By By Allison Bell
Rep. Lynn Jenkins is trying to persuade federal regulators to make room for health account plans
as they fine-tune health coverage actuarial value regulations.
Jenkins, R-Kan., is asking President Obama to get the U.S. Department of Health and Human Services (HHS) to ease up on sellers of the high-deductible health plans that are compatible with health savings accounts (HSAs)
Proposed HHS regulations and interim final HHS regulations would discriminate against HSA-compatible high-deductible plans, Jenkins wrote in a letter sent to Obama today.
If HHS starts applying the regulations, "HSAs will be scarce and expensive," Jenkins said, according to a copy of the letter posted by the Employers Council on Flexible Compensation (ECFC), a group that represents users, sellers and administrators of benefit plans.
If HHS keeps the current version of the actuarial valuation regulations in effect, it could strangle the HSA program, Jenkins said.
HHS officials are working on the actuarial valuation regulations and related regulations to implement Section 1302 of the Patient Protection and Affordable Care Act of 2010 (PPACA).
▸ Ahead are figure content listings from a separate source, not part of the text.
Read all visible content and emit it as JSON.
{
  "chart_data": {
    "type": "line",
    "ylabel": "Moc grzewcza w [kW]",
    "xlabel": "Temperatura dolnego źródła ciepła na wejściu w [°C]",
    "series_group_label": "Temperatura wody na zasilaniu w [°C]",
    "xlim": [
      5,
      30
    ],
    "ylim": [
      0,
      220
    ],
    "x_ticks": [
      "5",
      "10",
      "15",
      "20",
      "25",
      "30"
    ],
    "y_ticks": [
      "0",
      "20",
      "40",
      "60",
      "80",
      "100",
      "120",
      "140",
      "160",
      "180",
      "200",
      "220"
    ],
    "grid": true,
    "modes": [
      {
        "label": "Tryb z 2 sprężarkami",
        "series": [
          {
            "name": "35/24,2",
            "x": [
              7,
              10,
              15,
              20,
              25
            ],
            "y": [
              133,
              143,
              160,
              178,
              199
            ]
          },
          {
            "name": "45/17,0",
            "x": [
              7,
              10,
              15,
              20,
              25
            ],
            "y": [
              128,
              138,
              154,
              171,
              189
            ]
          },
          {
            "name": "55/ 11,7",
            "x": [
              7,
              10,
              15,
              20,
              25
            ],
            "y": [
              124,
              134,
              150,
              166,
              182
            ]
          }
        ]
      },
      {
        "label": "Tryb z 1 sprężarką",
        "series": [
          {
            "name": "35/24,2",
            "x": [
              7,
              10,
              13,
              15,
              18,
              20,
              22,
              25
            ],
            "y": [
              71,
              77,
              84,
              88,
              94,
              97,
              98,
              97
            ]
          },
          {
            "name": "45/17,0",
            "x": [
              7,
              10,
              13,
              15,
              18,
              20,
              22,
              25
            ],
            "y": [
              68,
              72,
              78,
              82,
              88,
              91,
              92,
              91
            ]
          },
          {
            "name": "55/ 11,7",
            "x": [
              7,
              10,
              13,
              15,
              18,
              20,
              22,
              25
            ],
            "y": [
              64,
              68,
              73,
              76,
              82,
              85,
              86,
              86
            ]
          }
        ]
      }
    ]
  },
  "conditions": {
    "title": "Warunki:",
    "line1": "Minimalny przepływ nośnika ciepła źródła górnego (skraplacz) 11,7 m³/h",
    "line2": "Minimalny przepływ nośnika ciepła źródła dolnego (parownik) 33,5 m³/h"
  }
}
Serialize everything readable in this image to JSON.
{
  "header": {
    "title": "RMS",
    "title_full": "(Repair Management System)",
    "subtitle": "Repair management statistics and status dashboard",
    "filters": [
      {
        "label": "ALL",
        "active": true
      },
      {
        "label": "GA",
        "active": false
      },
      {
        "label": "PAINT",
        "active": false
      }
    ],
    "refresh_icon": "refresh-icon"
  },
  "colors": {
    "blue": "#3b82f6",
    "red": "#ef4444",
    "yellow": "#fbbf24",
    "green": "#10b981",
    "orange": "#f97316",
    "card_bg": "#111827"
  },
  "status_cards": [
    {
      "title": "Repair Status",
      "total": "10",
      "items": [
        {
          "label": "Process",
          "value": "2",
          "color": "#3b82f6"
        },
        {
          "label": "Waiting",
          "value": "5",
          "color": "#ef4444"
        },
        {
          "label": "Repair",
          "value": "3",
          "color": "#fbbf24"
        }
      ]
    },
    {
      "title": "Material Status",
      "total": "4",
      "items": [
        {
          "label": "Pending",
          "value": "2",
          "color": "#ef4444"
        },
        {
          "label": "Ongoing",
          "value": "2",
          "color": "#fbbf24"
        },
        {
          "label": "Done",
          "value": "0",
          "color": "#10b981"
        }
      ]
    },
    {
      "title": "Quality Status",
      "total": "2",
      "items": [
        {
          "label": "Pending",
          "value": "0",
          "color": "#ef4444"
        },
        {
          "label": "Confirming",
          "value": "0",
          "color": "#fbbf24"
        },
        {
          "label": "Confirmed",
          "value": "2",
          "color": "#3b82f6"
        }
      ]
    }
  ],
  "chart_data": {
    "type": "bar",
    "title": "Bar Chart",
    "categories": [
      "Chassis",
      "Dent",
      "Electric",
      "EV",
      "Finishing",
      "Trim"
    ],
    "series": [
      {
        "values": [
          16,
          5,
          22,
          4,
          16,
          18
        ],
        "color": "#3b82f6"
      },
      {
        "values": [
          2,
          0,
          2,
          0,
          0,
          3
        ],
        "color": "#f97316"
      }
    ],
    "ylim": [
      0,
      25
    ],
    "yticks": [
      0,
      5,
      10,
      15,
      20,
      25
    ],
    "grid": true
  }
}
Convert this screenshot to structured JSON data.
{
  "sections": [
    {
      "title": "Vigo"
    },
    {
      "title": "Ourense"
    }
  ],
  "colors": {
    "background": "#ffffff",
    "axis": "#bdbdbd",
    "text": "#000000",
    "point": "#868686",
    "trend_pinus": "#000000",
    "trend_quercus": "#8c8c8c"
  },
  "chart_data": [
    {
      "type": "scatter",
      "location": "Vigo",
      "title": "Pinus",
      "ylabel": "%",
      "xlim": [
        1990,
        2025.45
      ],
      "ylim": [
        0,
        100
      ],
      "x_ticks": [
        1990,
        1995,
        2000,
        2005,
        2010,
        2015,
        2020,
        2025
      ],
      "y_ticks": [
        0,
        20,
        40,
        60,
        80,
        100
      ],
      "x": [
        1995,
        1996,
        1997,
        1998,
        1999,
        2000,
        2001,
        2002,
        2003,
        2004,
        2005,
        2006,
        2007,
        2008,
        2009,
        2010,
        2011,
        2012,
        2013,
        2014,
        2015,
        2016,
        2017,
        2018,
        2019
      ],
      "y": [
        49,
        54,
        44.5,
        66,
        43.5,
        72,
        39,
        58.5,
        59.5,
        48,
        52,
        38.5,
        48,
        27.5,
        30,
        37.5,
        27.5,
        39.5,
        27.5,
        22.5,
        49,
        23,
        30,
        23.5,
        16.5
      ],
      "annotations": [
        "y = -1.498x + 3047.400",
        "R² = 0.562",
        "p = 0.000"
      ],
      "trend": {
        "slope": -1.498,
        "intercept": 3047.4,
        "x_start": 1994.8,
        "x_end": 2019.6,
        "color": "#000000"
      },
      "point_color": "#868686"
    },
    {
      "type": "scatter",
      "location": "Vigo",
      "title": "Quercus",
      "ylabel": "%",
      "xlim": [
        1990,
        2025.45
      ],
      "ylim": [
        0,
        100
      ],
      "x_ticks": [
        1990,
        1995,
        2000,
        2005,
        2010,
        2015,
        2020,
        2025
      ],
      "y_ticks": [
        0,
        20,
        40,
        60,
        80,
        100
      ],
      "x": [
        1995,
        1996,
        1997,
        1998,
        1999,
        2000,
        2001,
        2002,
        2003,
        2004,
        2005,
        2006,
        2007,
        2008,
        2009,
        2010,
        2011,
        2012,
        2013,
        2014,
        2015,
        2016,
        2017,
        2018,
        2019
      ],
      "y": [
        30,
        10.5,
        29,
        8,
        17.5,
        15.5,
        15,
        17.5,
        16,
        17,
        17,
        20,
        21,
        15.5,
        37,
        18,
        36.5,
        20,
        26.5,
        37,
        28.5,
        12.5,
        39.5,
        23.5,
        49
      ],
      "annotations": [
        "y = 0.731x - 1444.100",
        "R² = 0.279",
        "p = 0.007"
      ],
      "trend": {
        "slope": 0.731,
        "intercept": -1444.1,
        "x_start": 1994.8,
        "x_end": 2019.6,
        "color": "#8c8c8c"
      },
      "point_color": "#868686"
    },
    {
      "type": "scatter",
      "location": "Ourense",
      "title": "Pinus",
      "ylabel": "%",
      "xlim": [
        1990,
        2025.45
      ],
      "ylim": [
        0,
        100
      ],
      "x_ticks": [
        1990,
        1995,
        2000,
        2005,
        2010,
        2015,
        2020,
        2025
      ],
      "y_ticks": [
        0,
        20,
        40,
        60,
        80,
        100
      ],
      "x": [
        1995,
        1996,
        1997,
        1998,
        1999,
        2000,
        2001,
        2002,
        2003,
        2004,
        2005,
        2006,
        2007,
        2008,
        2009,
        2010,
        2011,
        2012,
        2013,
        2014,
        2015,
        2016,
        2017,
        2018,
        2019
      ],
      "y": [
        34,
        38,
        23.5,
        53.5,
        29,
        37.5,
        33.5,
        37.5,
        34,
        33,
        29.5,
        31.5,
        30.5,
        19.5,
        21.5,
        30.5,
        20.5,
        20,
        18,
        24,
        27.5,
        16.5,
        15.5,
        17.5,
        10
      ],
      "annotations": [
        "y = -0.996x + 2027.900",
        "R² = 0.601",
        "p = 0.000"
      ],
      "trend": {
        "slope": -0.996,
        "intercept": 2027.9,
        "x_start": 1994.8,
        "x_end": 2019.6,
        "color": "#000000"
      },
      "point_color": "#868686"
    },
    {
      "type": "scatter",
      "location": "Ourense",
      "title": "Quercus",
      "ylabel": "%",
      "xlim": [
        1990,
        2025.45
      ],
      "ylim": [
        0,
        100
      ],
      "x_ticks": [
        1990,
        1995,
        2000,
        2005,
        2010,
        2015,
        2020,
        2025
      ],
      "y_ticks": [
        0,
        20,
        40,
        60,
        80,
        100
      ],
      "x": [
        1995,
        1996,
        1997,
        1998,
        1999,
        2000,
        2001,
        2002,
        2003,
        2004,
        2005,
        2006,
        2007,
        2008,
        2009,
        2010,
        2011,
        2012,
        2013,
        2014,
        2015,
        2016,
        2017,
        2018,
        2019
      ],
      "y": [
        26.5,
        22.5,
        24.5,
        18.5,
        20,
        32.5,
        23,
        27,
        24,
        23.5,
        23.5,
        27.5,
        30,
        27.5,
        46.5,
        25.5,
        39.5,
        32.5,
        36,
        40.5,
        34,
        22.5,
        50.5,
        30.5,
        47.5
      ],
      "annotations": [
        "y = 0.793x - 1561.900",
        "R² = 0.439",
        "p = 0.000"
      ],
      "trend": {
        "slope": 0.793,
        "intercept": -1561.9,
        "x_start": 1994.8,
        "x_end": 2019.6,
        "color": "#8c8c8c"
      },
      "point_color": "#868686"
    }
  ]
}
PPACA is supposed to create a new system of health insurance exchanges
, or Web-based insurance supermarkets. If the system works as PPACA drafters hope, individuals and small businesses will use new PPACA tax credit subsidies to buy health coverage through the exchanges.
To help consumers and employers compare the plans sold through the exchanges, PPACA drafters created a "metal level" system.
Insurers are supposed to offer exchange users bronze-, silver-, gold- or platinum-level plans. A plan's "metal" level will depend on how far the plan goes toward paying for the cost of a standardized package of "essential health benefits" (EHB).
Any plan sold through the exchange must cover at least 60 percent of the actuarial value of the EHB package. A bronze-level plan would cover 60 percent of the actuarial value of the EHB package, and a platinum-level plan would cover 90 percent of the actuarial value.
HHS officials have suggested that they might include the full value of employer HSA contributions when computing the combined value of a high-deductible health plan and a HSA or health reimbursement arrangement (HRA) program.
Officials may exclude the employee contribution when computing a health account plan's actuarial value.
The Obama letter
When Jenkins wrote her letter to Obama, she included a passage from a letter Obama sent to Congress.
Obama said in the earlier letter that he thought insurers could still offer high-deductible health plans in a PPACA system.
"I'm open to including language to ensure that is clear," Obama told Congress in the letter, according to Jenkins.
HHS Secretary Kathleen Sebelius
has written in an op-ed of her own that states should still be able to allow the sale of HSA plans, Jenkins reported.
Obama should tell Sebelius to change the actuarial value rules to make sure insurers really can still sell HSA-compatible insurance, Jenkins said.